Dayle Green describes the initiatives put in place by a Nottinghamshire Gallery to provide creative experiences for all children
After more than a year where many children have missed out on creative and learning experiences, summer holiday activities will play an important part in tackling that disruption.
Schooling has been a bit of a roller coaster since the spring of 2020, with anecdotal evidence showing that many have not only missed out on learning opportunities but lost out on being with others.
The addition of summer schools and holiday activities for children this year will go some way to helping make up for lost time, filling educational gaps and boosting wellbeing. For those with children who often face barriers to inclusion due to their special educational needs, there is also the possibility they may have similar challenges accessing school holiday programmes.
However, it needn’t be difficult.
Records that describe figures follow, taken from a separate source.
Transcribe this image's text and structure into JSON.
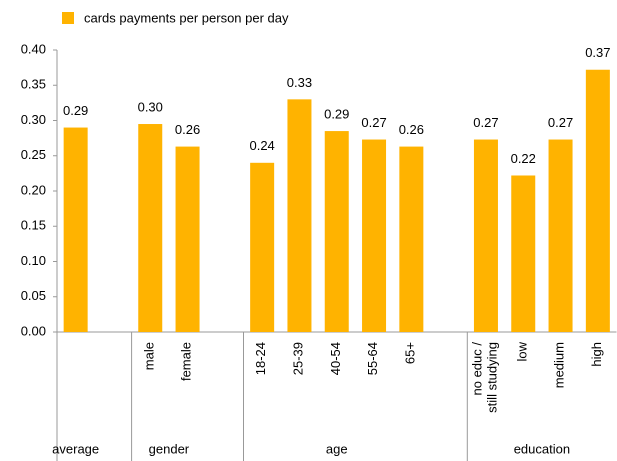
{
  "chart_data": {
    "type": "bar",
    "categories": [
      null,
      null,
      "male",
      "female",
      null,
      "18-24",
      "25-39",
      "40-54",
      "55-64",
      "65+",
      null,
      "no educ /\nstill studying",
      "low",
      "medium",
      "high"
    ],
    "groups": [
      "average",
      "gender",
      "age",
      "education"
    ],
    "series": [
      {
        "name": "cards payments per person per day",
        "color": "#ffb300",
        "values": [
          0.29,
          null,
          0.295,
          0.263,
          null,
          0.24,
          0.33,
          0.285,
          0.273,
          0.263,
          null,
          0.273,
          0.222,
          0.273,
          0.372
        ],
        "value_labels": [
          "0.29",
          null,
          "0.30",
          "0.26",
          null,
          "0.24",
          "0.33",
          "0.29",
          "0.27",
          "0.26",
          null,
          "0.27",
          "0.22",
          "0.27",
          "0.37"
        ]
      }
    ],
    "ylim": [
      0,
      0.4
    ],
    "yticks": [
      {
        "value": 0,
        "label": "0.00"
      },
      {
        "value": 0.05,
        "label": "0.05"
      },
      {
        "value": 0.1,
        "label": "0.10"
      },
      {
        "value": 0.15,
        "label": "0.15"
      },
      {
        "value": 0.2,
        "label": "0.20"
      },
      {
        "value": 0.25,
        "label": "0.25"
      },
      {
        "value": 0.3,
        "label": "0.30"
      },
      {
        "value": 0.35,
        "label": "0.35"
      },
      {
        "value": 0.4,
        "label": "0.40"
      }
    ],
    "grid": false,
    "legend": "top-left"
  }
}
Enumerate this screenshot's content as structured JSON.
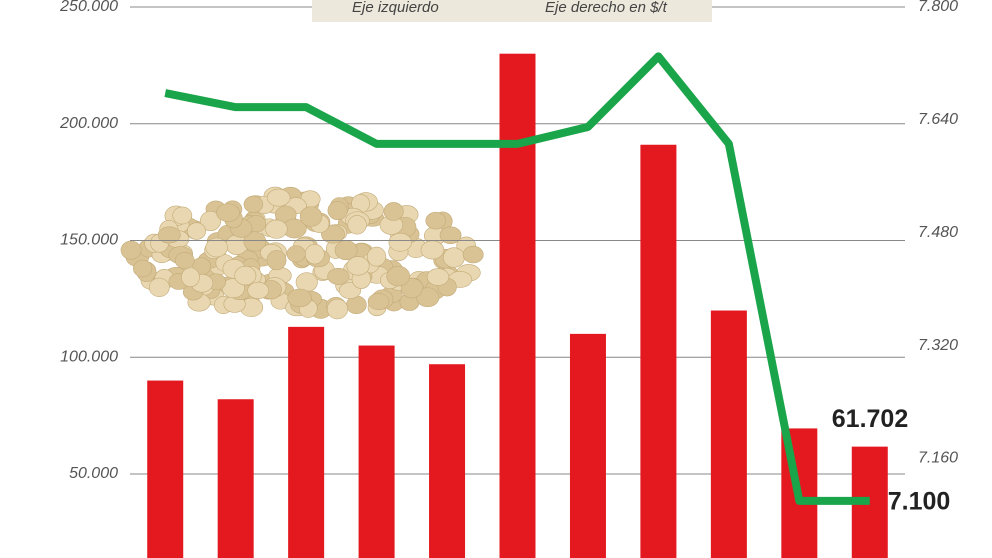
{
  "chart_data": {
    "type": "bar-line",
    "categories": [
      null,
      null,
      null,
      null,
      null,
      null,
      null,
      null,
      null,
      null,
      null
    ],
    "series": [
      {
        "name": "Eje izquierdo",
        "type": "bar",
        "color": "#e3191f",
        "values": [
          90000,
          82000,
          113000,
          105000,
          97000,
          230000,
          110000,
          191000,
          120000,
          69500,
          61702
        ],
        "value_labels": [
          null,
          null,
          null,
          null,
          null,
          null,
          null,
          null,
          null,
          null,
          "61.702"
        ]
      },
      {
        "name": "Eje derecho en $/t",
        "type": "line",
        "axis": "y2",
        "color": "#1aa54a",
        "values": [
          7678,
          7658,
          7658,
          7606,
          7606,
          7606,
          7630,
          7730,
          7606,
          7100,
          7100
        ],
        "value_labels": [
          null,
          null,
          null,
          null,
          null,
          null,
          null,
          null,
          null,
          null,
          "7.100"
        ]
      }
    ],
    "ylim": [
      14000,
      250000
    ],
    "yticks": [
      {
        "value": 50000,
        "label": "50.000"
      },
      {
        "value": 100000,
        "label": "100.000"
      },
      {
        "value": 150000,
        "label": "150.000"
      },
      {
        "value": 200000,
        "label": "200.000"
      },
      {
        "value": 250000,
        "label": "250.000"
      }
    ],
    "y2lim": [
      7019,
      7800
    ],
    "y2ticks": [
      {
        "value": 7160,
        "label": "7.160"
      },
      {
        "value": 7320,
        "label": "7.320"
      },
      {
        "value": 7480,
        "label": "7.480"
      },
      {
        "value": 7640,
        "label": "7.640"
      },
      {
        "value": 7800,
        "label": "7.800"
      }
    ],
    "grid": true
  }
}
There are a number of new schemes this year where parents can book days of activities, giving children the opportunity to try out new things.
Activities organised by the Learning Team at The Harley Gallery in Nottinghamshire, for example, aim to have a broader benefit for all children taking part, whatever their creative, learning or physical abilities.
Engagement with education relies on different approaches. The team believes that art makes life better. Art can give so much enjoyment, both in making and looking, and it also helps us to understand ourselves and others better.
Learning outside the classroom offers the chance to learn more, experience learning in a different setting and meet others. They offer experiences that will capture the imagination, with opportunities to get hands-on and learn practical making skills.
The workshops and activities at The Harley Gallery are tailored each time to meet the needs of those participants attending so that, whatever their age or ability, they will get something out of the programme.
Logistical barriers can be overcome to embrace creativity. The enriched programme is devised to give youngsters the opportunity to learn new creative skills, whilst meeting others and having fun. It is about helping children who missed out on meaningful experiences over the past year, and helping them have fun exploring different ways to get creative.
With ages ranging from 4 through to 12 years, each child has different levels of needs and work at different learning speeds. That doesn’t matter. They don’t even need to complete all the challenges set. All have the opportunity to be creative in some form and learn something new.
“After a year where we have been unable to host activities like this, we are excited to be able to welcome youngsters back over the summer,” says Ruth Waller, who will be leading the Summer School at the gallery.
“We love inspiring young minds to be creative and, over the past year, many have missed out on meaningful experiences. The activities promise to be fun and inspiring as well as educational.”
The nature of the sessions is that they don’t have a set format and are tailored to whoever attends. It’s about breaking down barriers so that all children can learn something new, experience a new environment and meet new people.
Led by The Harley Gallery educational team, the programme includes the chance to create huge pieces of art, soft textile sculptures and tie-dyed shirts. There will also be a nature themed day where youngsters can create art out of natural materials collected within the country estate of Welbeck, where the gallery is based. Other activities include creating a giant marble run and a crazy golf course.
While some participants may face barriers outside of the gallery, as the activities are tailored to each child, the children learn at their own pace. There are age differences as well as creative and learning abilities. What is important is that everyone has a go at learning new things and visiting places that they may not have normally.